Ele ressalta que, apesar de esse movimento ser conhecido, “não se observa uma tendência de mudança porque os principais investimentos acabam se concentrando nesses municípios. Então, você não tem uma panorama, pelo menos a curto e médio prazo de mudança. Nada de redefinição. A tendência é que continue se concentrando nessas áreas”, completa.
Habitantes do Ceará mora na Capital em 2021, conforme projeção do IBGE
O professor Julio Alfredo reforça que “percebemos que é um produto da urbanização. A população se desloca para áreas urbanas. A concentração se deve a urbanização que aconteceu. A maioria dos municípios são pólos de atração por boa infraestrutura de educação e moradia. Além disso, algumas dessas cidades são litorâneas”.

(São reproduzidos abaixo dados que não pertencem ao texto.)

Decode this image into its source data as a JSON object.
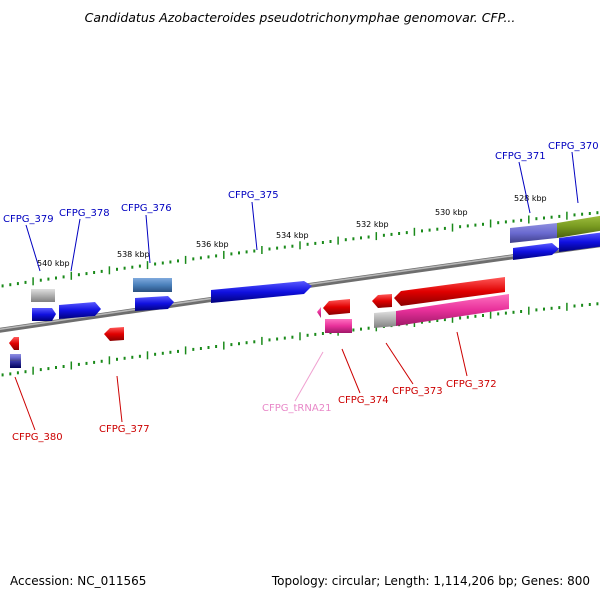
{
  "title": "Candidatus Azobacteroides pseudotrichonymphae genomovar. CFP...",
  "footer": {
    "accession": "Accession: NC_011565",
    "stats": "Topology: circular; Length: 1,114,206 bp; Genes: 800"
  },
  "colors": {
    "backbone": "#8a8a8a",
    "tick": "#1a8a1a",
    "blue_gene": "#1010e0",
    "red_gene": "#e00000",
    "pink_gene": "#e8309a",
    "trna": "#f0a0d0",
    "label_forward": "#0000c0",
    "label_reverse": "#cc0000",
    "label_trna": "#e888c8"
  },
  "scale_labels": [
    "540 kbp",
    "538 kbp",
    "536 kbp",
    "534 kbp",
    "532 kbp",
    "530 kbp",
    "528 kbp"
  ],
  "forward_genes": [
    "CFPG_379",
    "CFPG_378",
    "CFPG_376",
    "CFPG_375",
    "CFPG_371",
    "CFPG_370"
  ],
  "reverse_genes": [
    "CFPG_380",
    "CFPG_377",
    "CFPG_tRNA21",
    "CFPG_374",
    "CFPG_373",
    "CFPG_372"
  ]
}
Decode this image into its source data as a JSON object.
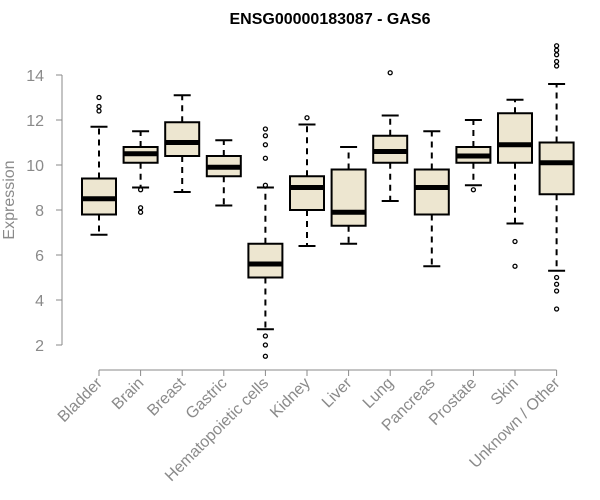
{
  "chart_data": {
    "type": "box",
    "title": "ENSG00000183087 - GAS6",
    "xlabel": "",
    "ylabel": "Expression",
    "ylim": [
      1.2,
      15.6
    ],
    "yticks": [
      2,
      4,
      6,
      8,
      10,
      12,
      14
    ],
    "categories": [
      "Bladder",
      "Brain",
      "Breast",
      "Gastric",
      "Hematopoietic cells",
      "Kidney",
      "Liver",
      "Lung",
      "Pancreas",
      "Prostate",
      "Skin",
      "Unknown / Other"
    ],
    "boxes": [
      {
        "category": "Bladder",
        "whisker_low": 6.9,
        "q1": 7.8,
        "median": 8.5,
        "q3": 9.4,
        "whisker_high": 11.7,
        "outliers": [
          12.4,
          12.6,
          13.0
        ]
      },
      {
        "category": "Brain",
        "whisker_low": 9.0,
        "q1": 10.1,
        "median": 10.5,
        "q3": 10.8,
        "whisker_high": 11.5,
        "outliers": [
          7.9,
          8.1,
          8.9
        ]
      },
      {
        "category": "Breast",
        "whisker_low": 8.8,
        "q1": 10.4,
        "median": 11.0,
        "q3": 11.9,
        "whisker_high": 13.1,
        "outliers": []
      },
      {
        "category": "Gastric",
        "whisker_low": 8.2,
        "q1": 9.5,
        "median": 9.9,
        "q3": 10.4,
        "whisker_high": 11.1,
        "outliers": []
      },
      {
        "category": "Hematopoietic cells",
        "whisker_low": 2.7,
        "q1": 5.0,
        "median": 5.6,
        "q3": 6.5,
        "whisker_high": 9.0,
        "outliers": [
          1.5,
          2.0,
          2.4,
          9.1,
          10.3,
          10.9,
          11.3,
          11.6
        ]
      },
      {
        "category": "Kidney",
        "whisker_low": 6.4,
        "q1": 8.0,
        "median": 9.0,
        "q3": 9.5,
        "whisker_high": 11.8,
        "outliers": [
          12.1
        ]
      },
      {
        "category": "Liver",
        "whisker_low": 6.5,
        "q1": 7.3,
        "median": 7.9,
        "q3": 9.8,
        "whisker_high": 10.8,
        "outliers": []
      },
      {
        "category": "Lung",
        "whisker_low": 8.4,
        "q1": 10.1,
        "median": 10.6,
        "q3": 11.3,
        "whisker_high": 12.2,
        "outliers": [
          14.1
        ]
      },
      {
        "category": "Pancreas",
        "whisker_low": 5.5,
        "q1": 7.8,
        "median": 9.0,
        "q3": 9.8,
        "whisker_high": 11.5,
        "outliers": []
      },
      {
        "category": "Prostate",
        "whisker_low": 9.1,
        "q1": 10.1,
        "median": 10.4,
        "q3": 10.8,
        "whisker_high": 12.0,
        "outliers": [
          8.9
        ]
      },
      {
        "category": "Skin",
        "whisker_low": 7.4,
        "q1": 10.1,
        "median": 10.9,
        "q3": 12.3,
        "whisker_high": 12.9,
        "outliers": [
          5.5,
          6.6
        ]
      },
      {
        "category": "Unknown / Other",
        "whisker_low": 5.3,
        "q1": 8.7,
        "median": 10.1,
        "q3": 11.0,
        "whisker_high": 13.6,
        "outliers": [
          3.6,
          4.4,
          4.7,
          5.0,
          14.4,
          14.6,
          14.9,
          15.1,
          15.3
        ]
      }
    ],
    "box_fill": "#ede6d0",
    "box_stroke": "#000000",
    "grid": false,
    "legend": "none"
  }
}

“O ideal em termo de planejamento é evitar o esvaziamento das pequenas cidades porque não tem dinâmica econômica e fortalecer a estrutura de serviços públicos em municípios de 50 a 100 mil habitantes. Acerta o governo que busca fortalecer esses municípios que são importantes para articular com as pequenas cidades”.
Impactos na saúde
Assim como em outros setores, na saúde para a adequada execução das políticas públicas, é fundamental conhecer a quantidade e a idade do público-alvo das ações, e isso tem como base o cálculo populacional. Somente assim, explicam os especialistas, é possível direcionar recursos e atenção apropriados.
Como os dados do IBGE ainda não trazem o retrato da pandemia, Julio avalia que, “a mortalidade vai influenciar muito, mas isso não será visto de um ano para o outro, vai ser visto em longo prazo”.
De acordo com ele, antes se estimava que em 2060 o Ceará não teria mais crescimento populacional, pois o número de óbitos poderia ser maior que o de nascimentos. Com a pandemia, sugere ele, isso pode ser antecipado. “Tudo isso está associado à saúde pública. Como está distribuído à população para garantir o atendimento”, completa.
Outro impacto, segundo Alexandre, que já pode ser sentido pelo município é o cálculo do quantitativo de vacinas contra a Covid a ser direcionado a cidades. “Muita vezes, não bate o número de vacinas enviadas com o número de pessoas que habitam esses municípios”, lembra ele.